SADC contenders for expansion

Although South Africa remains the focus, Botswana and Namibia are the next mostly likely prospects in the region. In the case of Botswana, Gaborone, its capital, is in close proximity to Gauteng, making it a leading contender.

In Namibia, “we have relationships with one of the largest property owners there. That may also be a good opportunity for us to expand with them as a partnership,” says Maizey.

Ultimately, though, South Africa is front and centre. But the country has one of the most complex environments in which to do business, according to Maizey.

No love from landlords

In addition to the legacy portfolio issues, Rand Capital has lease trouble on its hands stemming from the 2019 transaction.

In some cases, Rand Capital has made headway. But in others, “[we] don’t know yet,” says Maizey.

Hyprop gets an honourable mention for its transparency, but other landlords do not get a glowing review from Maizey.

He laments the latter category’s radio silence on Starbucks leases. The lease issue has “put us under a lot of pressure,” he says.

  • “As an organisation, we’re sitting here going: we don’t know whether we have a lease with you. We don’t know what those terms look like. We don’t know whether we should just go ahead and close this door. In all cases, these are old leases Taste had entered.”
  • “We don’t even have a lease on the property. We’re paying rent, but blindly, going, well, we think this is what market is. Please will you negotiate with us. Please will you come to the table and let’s reach terms. There’s just no response,” he says.

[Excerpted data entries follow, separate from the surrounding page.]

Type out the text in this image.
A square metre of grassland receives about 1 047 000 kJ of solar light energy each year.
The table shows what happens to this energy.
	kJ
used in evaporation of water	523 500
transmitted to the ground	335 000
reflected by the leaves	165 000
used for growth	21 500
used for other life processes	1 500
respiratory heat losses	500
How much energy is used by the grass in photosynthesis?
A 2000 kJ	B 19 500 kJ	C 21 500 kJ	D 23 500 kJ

South Africa: high-risk, high-reward

Maizey says the leases saga is a big risk to the business. At stake are 300 jobs, and 200 more which are due to be created in 2021.

“We simply don’t have a counterparty that is prepared to engage. You don’t know if the next thing you’re going to get is a legal letter or you’re going to get someone reasonable on the other side. It is a bit of a frustration point,” he tells The Africa Report.

But Maizey is undeterred, his core belief being that the South African market requires grit. “For those who have the backbone and the energy to make it work, there’s a lot of opportunity here,” he says.